Of the 13 cult members sentenced to death for their role in the attacks, Tsuchiya is the tenth to have his death penalty affirmed. Before being convicted in the Tokyo subway attack, he had already been convicted for an earlier sarin attack that killed 7 people in the city of Matsumoto.
Bizarrely, Masami Tsuchiya shares both first and last name with a Japanese rock musician.
According to an article in the Wall Street Journal‘s Japan Realtime section:
The leader of the cult, Shoko Asahara, already sits on death row. He was sentenced to death in February 2004, ending an eight-year trial that found him guilty of 13 crimes. Mr. Asahara, whose real name is Chizuo Matsumoto, lost his final appeal to overturn his death sentence in September 2006. In all, the death sentence has been finalized for 10 of the 13 found guilty, according to NHK.
The cult remains active today with about 1,500 followers and 34 facilities across the country, according to 2009 statistics compiled by Japanese authorities maintaining surveillance on the group. But membership numbers have dropped sharply from its peak in the 1990s when it reached the tens of thousands.
Japan, of course, possesses what just may be the world’s creepiest hanging chamber, which is saying something.
Hanging is specified in the Japanese Constitution as the method by which the condemned are executed, a practice that dates to the Meiji Period (1868-1912). After a de facto four-year moratorium owing to political debate on the issue, Japan resumed executing people in 1993. Though the number of people sentenced to death since 1993 is over 700, fewer than 100 people have been executed in that period.
Treason and homicide are punishable by death in Japan, but in cases of homicide it’s only multiple murders with special circumstances that qualify a defendant.
The Aum Shinrikyo cult’s belief system is syncretic, meaning it incorporates elements of different religions — notably Buddhism, Christianity and Hinduism. Leader Shoko Asahara believes that the world is beset by conspiracies engineered by Freemasons, the British Royal Family, the Jews, and the Dutch. He preaches that the United States (which, he says, is the Beast from the Book of Revelation) is destined to launch a nuclear World War III against Japan, killing everyone except the members of Aum Shinrikyo, who will survive the End Times.

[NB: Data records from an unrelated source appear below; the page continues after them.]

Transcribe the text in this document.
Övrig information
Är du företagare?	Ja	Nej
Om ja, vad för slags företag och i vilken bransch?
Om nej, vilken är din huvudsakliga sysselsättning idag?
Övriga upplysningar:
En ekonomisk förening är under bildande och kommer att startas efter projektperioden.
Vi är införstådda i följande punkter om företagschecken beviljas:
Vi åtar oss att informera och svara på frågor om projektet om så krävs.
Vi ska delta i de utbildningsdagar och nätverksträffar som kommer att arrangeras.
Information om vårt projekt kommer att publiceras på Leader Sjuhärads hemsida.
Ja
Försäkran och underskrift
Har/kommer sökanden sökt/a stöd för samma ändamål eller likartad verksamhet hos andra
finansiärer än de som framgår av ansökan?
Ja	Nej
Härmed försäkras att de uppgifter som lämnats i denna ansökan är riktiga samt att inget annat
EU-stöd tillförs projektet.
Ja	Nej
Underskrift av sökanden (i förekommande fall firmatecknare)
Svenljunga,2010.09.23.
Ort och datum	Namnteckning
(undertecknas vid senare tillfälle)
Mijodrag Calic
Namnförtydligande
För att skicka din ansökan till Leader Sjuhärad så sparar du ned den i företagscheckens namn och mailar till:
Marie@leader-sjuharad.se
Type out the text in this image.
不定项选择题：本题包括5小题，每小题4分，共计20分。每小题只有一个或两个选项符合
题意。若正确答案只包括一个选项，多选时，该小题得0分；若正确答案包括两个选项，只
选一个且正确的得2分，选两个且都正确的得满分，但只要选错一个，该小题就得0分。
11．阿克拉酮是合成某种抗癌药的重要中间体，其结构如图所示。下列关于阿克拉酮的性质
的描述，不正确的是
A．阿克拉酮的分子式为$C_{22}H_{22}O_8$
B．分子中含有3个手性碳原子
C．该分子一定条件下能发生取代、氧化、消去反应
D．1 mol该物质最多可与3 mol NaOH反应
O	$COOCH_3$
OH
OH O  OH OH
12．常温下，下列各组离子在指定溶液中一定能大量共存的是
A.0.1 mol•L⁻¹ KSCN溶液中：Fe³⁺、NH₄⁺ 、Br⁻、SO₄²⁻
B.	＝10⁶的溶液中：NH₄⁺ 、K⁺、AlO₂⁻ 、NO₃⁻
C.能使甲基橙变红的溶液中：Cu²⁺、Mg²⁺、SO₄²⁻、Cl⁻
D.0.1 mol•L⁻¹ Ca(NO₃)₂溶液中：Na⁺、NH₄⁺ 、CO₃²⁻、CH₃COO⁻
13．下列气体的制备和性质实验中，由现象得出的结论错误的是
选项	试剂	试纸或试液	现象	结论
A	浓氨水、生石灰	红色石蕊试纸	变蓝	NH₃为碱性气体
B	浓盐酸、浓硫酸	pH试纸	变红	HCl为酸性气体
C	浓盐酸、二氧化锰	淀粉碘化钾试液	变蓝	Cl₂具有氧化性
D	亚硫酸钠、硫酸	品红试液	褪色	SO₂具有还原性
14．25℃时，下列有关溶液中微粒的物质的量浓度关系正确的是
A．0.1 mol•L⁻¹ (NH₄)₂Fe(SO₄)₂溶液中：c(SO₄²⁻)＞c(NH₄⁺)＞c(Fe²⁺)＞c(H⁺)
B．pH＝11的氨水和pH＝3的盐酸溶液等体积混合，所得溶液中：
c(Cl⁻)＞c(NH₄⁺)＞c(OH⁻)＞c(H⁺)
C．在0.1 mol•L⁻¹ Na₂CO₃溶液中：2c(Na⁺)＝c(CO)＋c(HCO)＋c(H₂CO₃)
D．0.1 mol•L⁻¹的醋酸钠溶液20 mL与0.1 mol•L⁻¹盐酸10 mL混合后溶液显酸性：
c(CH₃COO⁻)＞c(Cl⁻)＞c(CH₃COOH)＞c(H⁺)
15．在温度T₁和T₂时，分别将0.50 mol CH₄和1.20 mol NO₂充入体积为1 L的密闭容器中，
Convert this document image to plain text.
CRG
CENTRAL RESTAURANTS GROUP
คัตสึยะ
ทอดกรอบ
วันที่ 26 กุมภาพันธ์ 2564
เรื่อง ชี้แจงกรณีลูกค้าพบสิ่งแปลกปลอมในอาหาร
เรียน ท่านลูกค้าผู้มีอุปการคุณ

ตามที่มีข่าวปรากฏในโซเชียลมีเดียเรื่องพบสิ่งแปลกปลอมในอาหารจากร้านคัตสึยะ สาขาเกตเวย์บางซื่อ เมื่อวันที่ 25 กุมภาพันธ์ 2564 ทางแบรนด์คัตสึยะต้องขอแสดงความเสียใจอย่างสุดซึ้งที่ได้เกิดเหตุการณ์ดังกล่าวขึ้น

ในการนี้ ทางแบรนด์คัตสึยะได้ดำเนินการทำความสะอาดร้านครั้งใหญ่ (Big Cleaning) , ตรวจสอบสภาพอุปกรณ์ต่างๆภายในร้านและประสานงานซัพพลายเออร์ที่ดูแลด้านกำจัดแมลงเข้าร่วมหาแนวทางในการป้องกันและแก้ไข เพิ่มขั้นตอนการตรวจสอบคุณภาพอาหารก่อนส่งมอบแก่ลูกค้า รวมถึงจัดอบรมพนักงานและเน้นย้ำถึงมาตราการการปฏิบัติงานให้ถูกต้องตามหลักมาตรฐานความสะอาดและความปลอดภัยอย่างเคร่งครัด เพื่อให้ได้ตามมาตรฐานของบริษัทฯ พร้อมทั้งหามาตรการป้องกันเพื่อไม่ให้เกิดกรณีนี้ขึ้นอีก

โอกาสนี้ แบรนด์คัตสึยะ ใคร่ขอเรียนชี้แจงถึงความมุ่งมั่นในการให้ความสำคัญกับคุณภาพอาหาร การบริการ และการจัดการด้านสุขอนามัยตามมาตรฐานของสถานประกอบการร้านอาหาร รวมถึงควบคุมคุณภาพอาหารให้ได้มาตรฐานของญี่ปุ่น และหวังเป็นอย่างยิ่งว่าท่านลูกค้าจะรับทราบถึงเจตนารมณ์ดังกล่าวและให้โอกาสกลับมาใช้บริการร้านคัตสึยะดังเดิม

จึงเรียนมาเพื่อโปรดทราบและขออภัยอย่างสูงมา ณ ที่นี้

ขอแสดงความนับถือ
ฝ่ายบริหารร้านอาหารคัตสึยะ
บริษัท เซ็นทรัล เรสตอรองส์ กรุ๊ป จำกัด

Sarin is a nerve agent with effects similar to some pesticides. It was developed in Germany at the beginning of World War II and was loaded into artillery shells there, but was never used by the Germans in combat. It was produced in quantity both by the U.S. and the U.S.S.R. during the Cold War. It was one of the chemical weapons that Saddam Hussein’s Iraq supposedly had lots of, but only a single sarin attack was mounted by insurgents following the U.S. invasion. Their device was a dud, but two U.S. soldiers were treated for sarin exposure.